British daily The Financial Times has reported that AIG had lost $2 billion over the deals and the move is a sign that Securities and Exchange Commission action against Goldman Sachs could spark litigation from investors who lost money on mortgage-backed deals.
The US market regulator Securities and Exchange Commission last Friday slapped charges on Goldman Sachs for defrauding and causing a loss of over $1 billion to investors by misrepresenting information about a financial product tied to sub-prime mortgage securities.
The publication said that AIG is 'considering pursuing Goldman Sachs over losses incurred on $6 billion of insurance deals on mortgage-backed securities similar to one that led to fraud charges against the US bank'.

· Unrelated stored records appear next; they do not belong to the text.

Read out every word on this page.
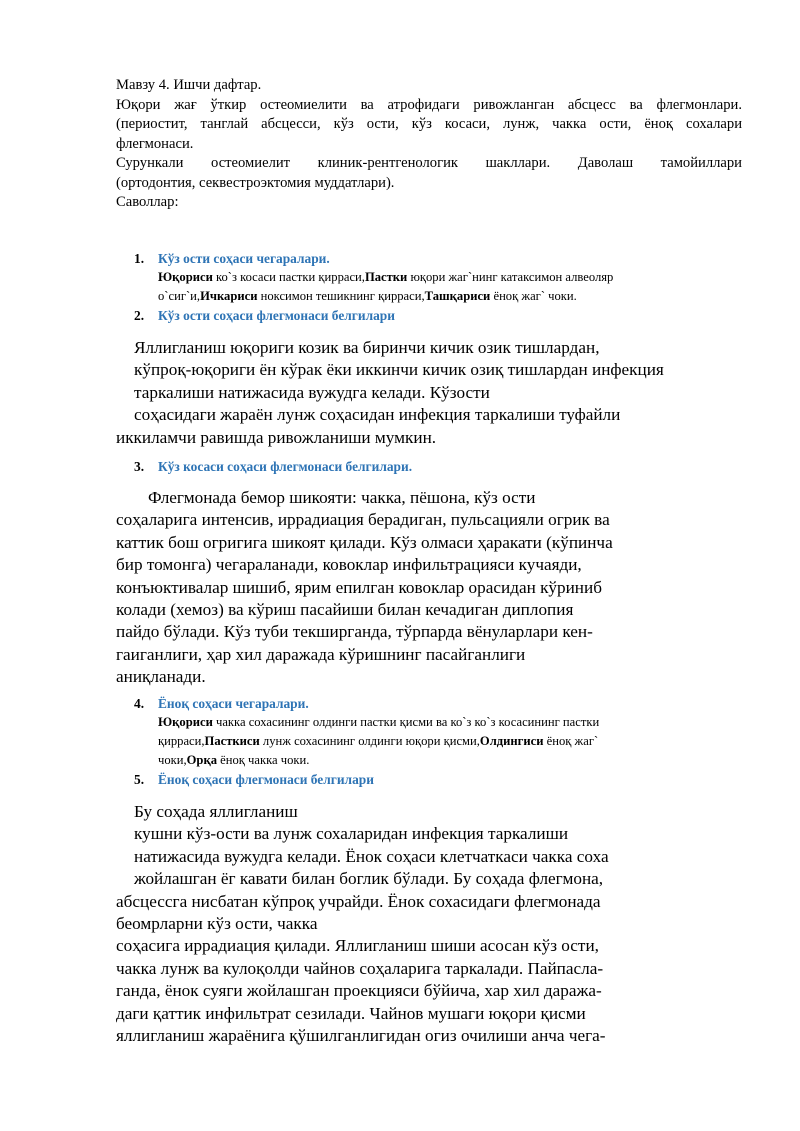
Мавзу 4. Ишчи дафтар.

Юқори жағ ўткир остеомиелити ва атрофидаги ривожланган абсцесс ва флегмонлари.

(периостит, танглай абсцесси, кўз ости, кўз косаси, лунж, чакка ости, ёноқ сохалари

флегмонаси.

Сурункали остеомиелит клиник-рентгенологик шакллари. Даволаш тамойиллари

(ортодонтия, секвестроэктомия муддатлари).

Саволлар:

1. Кўз ости соҳаси чегаралари.
Юқориси ко`з косаси пастки қирраси,Пастки юқори жаг`нинг катаксимон алвеоляр
о`сиг`и,Ичкариси ноксимон тешикнинг қирраси,Ташқариси ёноқ жаг` чоки.
2. Кўз ости соҳаси флегмонаси белгилари
Яллигланиш юқориги козик ва биринчи кичик озик тишлардан,
кўпроқ-юқориги ён кўрак ёки иккинчи кичик озиқ тишлардан инфекция
таркалиши натижасида вужудга келади. Кўзости
соҳасидаги жараён лунж соҳасидан инфекция таркалиши туфайли
иккиламчи равишда ривожланиши мумкин.
3. Кўз косаси соҳаси флегмонаси белгилари.
Флегмонада бемор шикояти: чакка, пёшона, кўз ости
соҳаларига интенсив, иррадиация берадиган, пульсацияли огрик ва
каттик бош огригига шикоят қилади. Кўз олмаси ҳаракати (кўпинча
бир томонга) чегараланади, ковоклар инфильтрацияси кучаяди,
конъюктивалар шишиб, ярим епилган ковоклар орасидан кўриниб
колади (хемоз) ва кўриш пасайиши билан кечадиган диплопия
пайдо бўлади. Кўз туби текширганда, тўрпарда вёнуларлари кен-
гаиганлиги, ҳар хил даражада кўришнинг пасайганлиги
аниқланади.
4. Ёноқ соҳаси чегаралари.
Юқориси чакка сохасининг олдинги пастки қисми ва ко`з ко`з косасининг пастки
қирраси,Пасткиси лунж сохасининг олдинги юқори қисми,Олдингиси ёноқ жаг`
чоки,Орқа ёноқ чакка чоки.
5. Ёноқ соҳаси флегмонаси белгилари
Бу соҳада яллигланиш
кушни кўз-ости ва лунж сохаларидан инфекция таркалиши
натижасида вужудга келади. Ёнок соҳаси клетчаткаси чакка соха
жойлашган ёг кавати билан боглик бўлади. Бу соҳада флегмона,
абсцессга нисбатан кўпроқ учрайди. Ёнок сохасидаги флегмонада
беомрларни кўз ости, чакка
соҳасига иррадиация қилади. Яллигланиш шиши асосан кўз ости,
чакка лунж ва кулоқолди чайнов соҳаларига таркалади. Пайпасла-
ганда, ёнок суяги жойлашган проекцияси бўйича, хар хил даража-
даги қаттик инфильтрат сезилади. Чайнов мушаги юқори қисми
яллигланиш жараёнига қўшилганлигидан огиз очилиши анча чега-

Quoting people close to the situation, the report noted that AIG was reviewing deals to insure $6 billion-worth of Goldman's collateralised debt obligations in the run-up to the crisis. AIG is yet to decide whether to take action, it added.
"Under a deal struck by AIG and Goldman last year, the bank agreed to cancel insurance on some $3 billion-worth of CDOs in exchange for keeping collateral worth about $2 billion," the daily said.
According to the publication, the CDOs being reviewed by AIG are part of a family of securities known as Abacus.
The SEC's complaint is focusing on one of the Abacus deals that is not among the securities insured by AIG.